- Bank of England doesn’t expect interest rate hike until next year
- Recent economic data is putting pressure on the bank to reconsider its position
- BoE faces rising inflation, a tight labor market and soft GDP growth
Investors are focusing on this week’s Bank of England monetary policy committee meeting for signs that it may be forced to act sooner than expected, as data clouds the outlook for the UK economy.
Markets are predicting two interest rate hikes in the future, but the first is not expected until the third quarter of next year, while the BoE lost comfortably last month to an early end to its bond buying program.
However, UK inflation is rising at a rate that suggests price increases may not be as ‘temporary’ as predicted by the BoE, which could soon escalate the case for raising borrowing costs.
UK inflation rising faster than expected after record surge in August
The dismal economic data, as well as the emergence of the Covid delta variant, also calls into question the growth trajectory of the UK.
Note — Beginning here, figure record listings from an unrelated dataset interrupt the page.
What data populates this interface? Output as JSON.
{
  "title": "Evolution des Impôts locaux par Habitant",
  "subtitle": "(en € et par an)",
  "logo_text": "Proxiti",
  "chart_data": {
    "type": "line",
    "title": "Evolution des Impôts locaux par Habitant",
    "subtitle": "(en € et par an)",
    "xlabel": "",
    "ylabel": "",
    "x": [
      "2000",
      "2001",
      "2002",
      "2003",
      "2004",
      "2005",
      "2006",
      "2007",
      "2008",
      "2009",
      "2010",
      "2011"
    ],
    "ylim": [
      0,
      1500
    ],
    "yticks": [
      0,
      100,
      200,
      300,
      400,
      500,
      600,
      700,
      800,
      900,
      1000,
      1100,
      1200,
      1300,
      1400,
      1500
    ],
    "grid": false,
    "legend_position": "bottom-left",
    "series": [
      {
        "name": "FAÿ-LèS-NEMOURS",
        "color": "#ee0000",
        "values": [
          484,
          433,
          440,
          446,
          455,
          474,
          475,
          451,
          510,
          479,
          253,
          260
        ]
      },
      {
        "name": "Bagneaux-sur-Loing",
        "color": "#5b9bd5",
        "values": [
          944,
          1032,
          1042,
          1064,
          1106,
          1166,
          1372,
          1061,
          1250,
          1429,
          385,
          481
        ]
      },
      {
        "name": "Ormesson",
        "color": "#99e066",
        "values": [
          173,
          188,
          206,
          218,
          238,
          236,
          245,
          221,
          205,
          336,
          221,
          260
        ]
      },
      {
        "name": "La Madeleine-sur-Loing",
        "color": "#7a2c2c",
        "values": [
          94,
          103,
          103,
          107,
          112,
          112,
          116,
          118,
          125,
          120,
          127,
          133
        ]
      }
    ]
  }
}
Added to this is the impact of supply chain constraints that have affected companies in various sectors and slowed everything from sales to manufacturing, as well as reports of staff shortages and problems in the energy market in various industries.
July saw a record jump in consumer price inflation, rising from the BoE’s target of 2 per cent to a nine-year high of 3.2 per cent.
The BoE has said it expects inflation to rise to around 4 percent by the end of 2021 before easing.
BoE Governor Andrew Bailey recently revealed that more than half of MPC members now believe the initial conditions to open up to the possibility of raising interest rates have been met. There are also two new members of the committee in the meeting to be held this month, adding to the uncertainty.
While markets do not expect the BoE to hike rates until next year, recent economic data may force action sooner rather than later.
Some aspects of the increase in inflation are ‘transient’, some ‘policy-driven, so may be more sustained’, explained Howard Cunningham, fixed income portfolio manager at Newton Investment Management.
However, Cunningham said it is unlikely the MPC will vote to raise rates early, noting that we have ‘yet to see the impact from the end of the furlough on activity and the labor market’, and the fact that ‘inflation’ For the most part it is supply-side rather than demand-led… so bringing forward an increase in interest rates may not help’.
He believes the MPC will remain in ‘wait and see mode’ on Thursday, withholding action until November when members have more ‘clarity’ on the outlook for the economy.
On the surface, the MPC also faces an improved labor market, with wages and unemployment returning to pre-pandemic levels.
But the well-publicized labor shortage in some areas, despite large numbers of workers being on leave, suggests a tighter labor market than it may appear.
Richard Woolenough, bond fund manager at M&G Investments, wrote in a blog last week that the BoE faces a “unique challenge” in trying to “understand the tightness of the UK labor market and post-Brexit inflationary effects”. .
The bank is facing not only a tight labor market data, he said, ‘but a booming housing market, while the market-implanted outlook for future 10-year inflation is towards its long-term high’. .
This, Woolnuff said, ‘shows that tightening UK monetary policy is firmly on the agenda’.
‘The old lady who is the Bank of England is likely to turn,’ he said.
GDP growth was quite disappointing in July, as the lifting of most COVID restrictions did not help meet expectations. GDP growth was projected to be 0.6 percent, but official figures showed a growth of only 0.1 percent.
Bank of England Governor Andrew Bailey recently revealed that half of the MPC now sees conditions for a potential interest rate hike.
Retail sales also declined for the fourth straight month in August, indicating that the UK economy may not recover as well.
Valentin Bissat, senior economist at Mirabaud Group, said ‘downside risks remain’, as ‘Covid-19 could weigh on growth, as well as other uncertainties associated with Brexit and supply chain disruptions’.
“Next week, the MPC will keep the policy unchanged during its policy meeting, but it will be interesting to see whether the emphasis will be on rising inflation or slowing growth,” he said.
Catherine Nees, chief European economist at PGIM Fixed Income, agreed the MPC could hold off on the change this week, but said the outlook for COVID-19 could put further pressure on the UK economy.
She explained: ‘Although the UK is advanced in terms of vaccination coverage, the impact of the delta variant on the rest of the world is expected to impact demand for UK exports.’
Can an increase in inflation lead to a stagflation or a growth spurt?
CPI inflation in August rose by the largest monthly amount on record to 3.2% – higher than expected and is projected to rise.
The lack of supply meeting the demand wall has been blamed for the rise of inflation, but other factors such as high energy prices and labor shortages continue to play out.
With rising costs, rising wages and warming demand, is the risk of inflation spiraling out of control to prompt the Bank of England to raise interest rates?
And is this just the beginning of a recovery that will eventually push the economy into a structural gear, or will growth slow and a gloomy report warning of stagflation prove accurate?
On this podcast, Georgie Frost, Lee Boyce and Simon Lambert discuss inflation and the supply crisis.